In a research report to clients this morning, Ofir initiated coverage of FLYHT with a “Buy” rating and $1.10 one-year target, implying 103% upside from Friday’s closing price of $0.54.

Ofir says all the things that were impediments to FLYHT executing on its business plan have become significant barriers to entry for would-be competitors. FLYHT has endured a “rigourous” certification program, positioned itself with Airbus, and solidified its position in China. The opportunity in China alone, he says, could generate as much as $57-million in hardware revenue over the next three years.

Calgary-based FLYHT ‘s main offering is AFIRS (Advanced Flight Information Reporting System), a turnkey solution that allows for SMS and voice communications between the flight crew, air traffic control and ground staff. The solution received major media attention after the loss of Malaysia Airlines Flight 370, on March 8th.

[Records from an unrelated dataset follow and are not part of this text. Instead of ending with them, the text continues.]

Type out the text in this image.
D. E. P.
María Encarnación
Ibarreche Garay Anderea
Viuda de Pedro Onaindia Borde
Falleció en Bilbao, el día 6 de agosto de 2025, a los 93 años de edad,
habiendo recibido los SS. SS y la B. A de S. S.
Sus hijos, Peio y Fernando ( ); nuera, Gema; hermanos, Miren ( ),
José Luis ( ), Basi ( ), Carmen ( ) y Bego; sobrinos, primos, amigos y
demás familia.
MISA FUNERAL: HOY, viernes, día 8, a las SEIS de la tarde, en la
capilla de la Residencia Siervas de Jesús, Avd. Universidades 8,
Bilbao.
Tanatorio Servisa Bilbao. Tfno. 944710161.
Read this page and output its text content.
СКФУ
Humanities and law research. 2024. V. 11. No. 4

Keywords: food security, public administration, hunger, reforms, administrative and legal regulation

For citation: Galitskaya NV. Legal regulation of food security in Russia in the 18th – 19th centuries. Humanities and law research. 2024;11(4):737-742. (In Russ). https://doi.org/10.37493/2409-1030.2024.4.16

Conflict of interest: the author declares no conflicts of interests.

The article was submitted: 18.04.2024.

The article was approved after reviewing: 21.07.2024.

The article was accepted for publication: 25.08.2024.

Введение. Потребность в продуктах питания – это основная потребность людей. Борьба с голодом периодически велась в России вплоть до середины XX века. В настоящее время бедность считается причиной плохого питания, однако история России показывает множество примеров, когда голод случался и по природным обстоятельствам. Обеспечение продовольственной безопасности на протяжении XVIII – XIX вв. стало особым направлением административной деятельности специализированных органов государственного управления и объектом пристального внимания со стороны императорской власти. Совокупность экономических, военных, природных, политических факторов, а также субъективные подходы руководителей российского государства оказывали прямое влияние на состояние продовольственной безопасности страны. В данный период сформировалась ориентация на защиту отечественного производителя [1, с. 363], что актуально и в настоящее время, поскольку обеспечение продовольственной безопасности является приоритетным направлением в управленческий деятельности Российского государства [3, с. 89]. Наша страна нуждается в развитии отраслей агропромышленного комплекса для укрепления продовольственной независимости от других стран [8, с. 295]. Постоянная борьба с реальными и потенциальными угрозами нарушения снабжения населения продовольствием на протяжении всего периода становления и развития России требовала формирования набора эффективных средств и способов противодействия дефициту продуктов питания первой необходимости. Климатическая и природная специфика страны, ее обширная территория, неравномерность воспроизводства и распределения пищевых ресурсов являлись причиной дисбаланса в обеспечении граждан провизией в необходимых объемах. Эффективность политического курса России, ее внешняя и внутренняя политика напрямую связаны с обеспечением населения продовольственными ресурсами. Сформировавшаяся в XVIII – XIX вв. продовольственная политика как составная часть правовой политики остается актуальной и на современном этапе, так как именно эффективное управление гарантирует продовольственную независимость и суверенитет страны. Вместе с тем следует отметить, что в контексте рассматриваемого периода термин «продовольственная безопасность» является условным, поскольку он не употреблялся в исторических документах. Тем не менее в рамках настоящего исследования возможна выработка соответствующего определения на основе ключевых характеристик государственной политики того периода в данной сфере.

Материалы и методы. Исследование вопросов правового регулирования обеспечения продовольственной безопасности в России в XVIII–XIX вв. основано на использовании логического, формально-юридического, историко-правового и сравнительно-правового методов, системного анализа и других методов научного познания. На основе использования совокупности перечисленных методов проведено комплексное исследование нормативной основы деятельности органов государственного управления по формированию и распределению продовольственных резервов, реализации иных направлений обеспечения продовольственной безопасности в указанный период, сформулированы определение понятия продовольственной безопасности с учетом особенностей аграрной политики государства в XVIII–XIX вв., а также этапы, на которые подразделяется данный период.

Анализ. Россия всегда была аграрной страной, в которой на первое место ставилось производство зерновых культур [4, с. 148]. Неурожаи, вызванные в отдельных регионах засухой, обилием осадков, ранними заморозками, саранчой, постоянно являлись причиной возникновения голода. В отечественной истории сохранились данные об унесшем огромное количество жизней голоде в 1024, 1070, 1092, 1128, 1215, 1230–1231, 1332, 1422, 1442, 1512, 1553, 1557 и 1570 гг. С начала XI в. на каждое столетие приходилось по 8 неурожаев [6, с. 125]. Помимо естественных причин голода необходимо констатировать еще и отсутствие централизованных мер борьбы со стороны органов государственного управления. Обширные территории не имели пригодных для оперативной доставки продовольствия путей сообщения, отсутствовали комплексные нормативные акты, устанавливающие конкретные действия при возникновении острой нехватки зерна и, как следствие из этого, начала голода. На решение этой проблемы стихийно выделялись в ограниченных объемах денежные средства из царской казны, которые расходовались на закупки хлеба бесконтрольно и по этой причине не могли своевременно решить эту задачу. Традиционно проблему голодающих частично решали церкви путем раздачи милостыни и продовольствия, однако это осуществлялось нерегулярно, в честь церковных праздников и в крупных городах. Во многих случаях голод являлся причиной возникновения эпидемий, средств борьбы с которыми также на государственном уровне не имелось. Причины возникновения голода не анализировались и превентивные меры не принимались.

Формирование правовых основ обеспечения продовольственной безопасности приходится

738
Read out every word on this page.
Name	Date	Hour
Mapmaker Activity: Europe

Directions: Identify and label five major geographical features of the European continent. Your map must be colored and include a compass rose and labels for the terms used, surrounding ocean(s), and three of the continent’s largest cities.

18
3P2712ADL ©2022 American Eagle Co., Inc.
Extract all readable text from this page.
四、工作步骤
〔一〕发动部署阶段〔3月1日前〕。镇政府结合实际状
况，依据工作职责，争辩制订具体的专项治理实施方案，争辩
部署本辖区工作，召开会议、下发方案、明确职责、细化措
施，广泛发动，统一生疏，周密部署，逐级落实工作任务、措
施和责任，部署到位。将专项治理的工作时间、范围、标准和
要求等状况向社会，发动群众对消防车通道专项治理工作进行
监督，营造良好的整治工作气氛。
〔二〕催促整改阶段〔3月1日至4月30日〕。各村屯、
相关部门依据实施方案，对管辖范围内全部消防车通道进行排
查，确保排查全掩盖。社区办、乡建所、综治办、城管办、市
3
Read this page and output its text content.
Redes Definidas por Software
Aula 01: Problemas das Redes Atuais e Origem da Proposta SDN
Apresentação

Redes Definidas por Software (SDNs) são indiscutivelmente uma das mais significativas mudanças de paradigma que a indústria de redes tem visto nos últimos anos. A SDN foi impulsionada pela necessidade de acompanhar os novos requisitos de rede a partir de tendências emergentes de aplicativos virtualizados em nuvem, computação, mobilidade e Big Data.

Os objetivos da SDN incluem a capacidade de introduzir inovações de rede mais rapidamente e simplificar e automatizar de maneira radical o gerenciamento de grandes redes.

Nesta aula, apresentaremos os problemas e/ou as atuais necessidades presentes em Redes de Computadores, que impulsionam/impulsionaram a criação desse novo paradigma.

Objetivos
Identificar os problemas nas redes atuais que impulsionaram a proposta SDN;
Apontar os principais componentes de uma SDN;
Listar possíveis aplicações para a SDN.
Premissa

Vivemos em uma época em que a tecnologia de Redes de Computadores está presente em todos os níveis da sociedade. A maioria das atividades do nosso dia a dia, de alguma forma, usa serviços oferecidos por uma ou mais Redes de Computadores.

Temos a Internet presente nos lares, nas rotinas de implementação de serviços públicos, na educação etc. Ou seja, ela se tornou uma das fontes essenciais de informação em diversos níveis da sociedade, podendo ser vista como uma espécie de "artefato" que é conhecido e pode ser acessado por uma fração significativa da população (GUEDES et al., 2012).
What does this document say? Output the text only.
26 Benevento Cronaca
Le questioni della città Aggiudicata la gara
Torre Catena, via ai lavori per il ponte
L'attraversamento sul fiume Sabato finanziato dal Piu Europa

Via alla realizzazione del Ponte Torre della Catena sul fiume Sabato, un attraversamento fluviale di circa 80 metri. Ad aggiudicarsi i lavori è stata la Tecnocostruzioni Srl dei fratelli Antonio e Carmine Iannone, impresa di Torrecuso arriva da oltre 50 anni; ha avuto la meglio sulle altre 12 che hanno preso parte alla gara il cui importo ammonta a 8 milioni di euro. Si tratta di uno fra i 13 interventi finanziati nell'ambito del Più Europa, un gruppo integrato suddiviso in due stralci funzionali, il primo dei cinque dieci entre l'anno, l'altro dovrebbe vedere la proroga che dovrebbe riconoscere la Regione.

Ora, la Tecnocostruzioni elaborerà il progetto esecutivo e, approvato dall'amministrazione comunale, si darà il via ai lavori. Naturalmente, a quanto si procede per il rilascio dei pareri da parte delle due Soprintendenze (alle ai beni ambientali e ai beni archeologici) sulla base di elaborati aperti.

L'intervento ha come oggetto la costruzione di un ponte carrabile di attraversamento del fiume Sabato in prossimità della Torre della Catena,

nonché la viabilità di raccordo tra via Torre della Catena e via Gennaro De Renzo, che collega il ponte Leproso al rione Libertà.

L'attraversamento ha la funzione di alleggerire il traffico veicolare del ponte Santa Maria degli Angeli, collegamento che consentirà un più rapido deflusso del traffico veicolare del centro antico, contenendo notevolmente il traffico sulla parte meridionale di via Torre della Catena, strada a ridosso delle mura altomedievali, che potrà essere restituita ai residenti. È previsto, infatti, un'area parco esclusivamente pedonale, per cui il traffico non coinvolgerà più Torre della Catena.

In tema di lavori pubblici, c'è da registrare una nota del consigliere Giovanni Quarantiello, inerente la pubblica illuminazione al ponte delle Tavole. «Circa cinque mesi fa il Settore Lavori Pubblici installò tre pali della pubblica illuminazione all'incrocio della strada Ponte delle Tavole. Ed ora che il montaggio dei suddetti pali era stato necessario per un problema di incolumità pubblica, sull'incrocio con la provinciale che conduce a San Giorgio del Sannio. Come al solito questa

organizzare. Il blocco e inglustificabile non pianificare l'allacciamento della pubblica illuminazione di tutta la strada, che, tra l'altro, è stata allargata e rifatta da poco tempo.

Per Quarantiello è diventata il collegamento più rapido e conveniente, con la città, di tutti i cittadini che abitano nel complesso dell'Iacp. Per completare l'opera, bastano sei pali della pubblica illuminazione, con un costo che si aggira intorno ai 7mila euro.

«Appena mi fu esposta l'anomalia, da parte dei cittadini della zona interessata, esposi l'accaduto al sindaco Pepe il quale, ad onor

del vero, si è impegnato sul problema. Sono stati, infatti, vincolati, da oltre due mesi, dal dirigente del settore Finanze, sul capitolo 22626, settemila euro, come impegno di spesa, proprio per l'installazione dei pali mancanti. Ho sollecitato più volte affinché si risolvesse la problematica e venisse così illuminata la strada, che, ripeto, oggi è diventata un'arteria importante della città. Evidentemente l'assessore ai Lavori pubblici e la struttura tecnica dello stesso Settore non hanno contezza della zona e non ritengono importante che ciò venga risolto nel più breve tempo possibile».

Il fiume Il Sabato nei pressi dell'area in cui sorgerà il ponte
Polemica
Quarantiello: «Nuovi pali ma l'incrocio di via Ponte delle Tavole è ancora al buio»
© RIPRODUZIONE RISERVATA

The Clarus analyst says he believes the recent tragedy will cause regulatory bodies to reassess their position on mandating satellite communications, and will fortify the resolve in China, where the government has already been proactive at mandating satellite communication technology to all aircraft by 2017.

Ofir says the regulatory thrust is paired with a hard business case for AFIRS. He says the company has a demonstrated a clear return on investment for airlines, noting that the technology can save more than $100,000 a year per plane by using AFIRS date to adapt a more responsive maintenance schedule.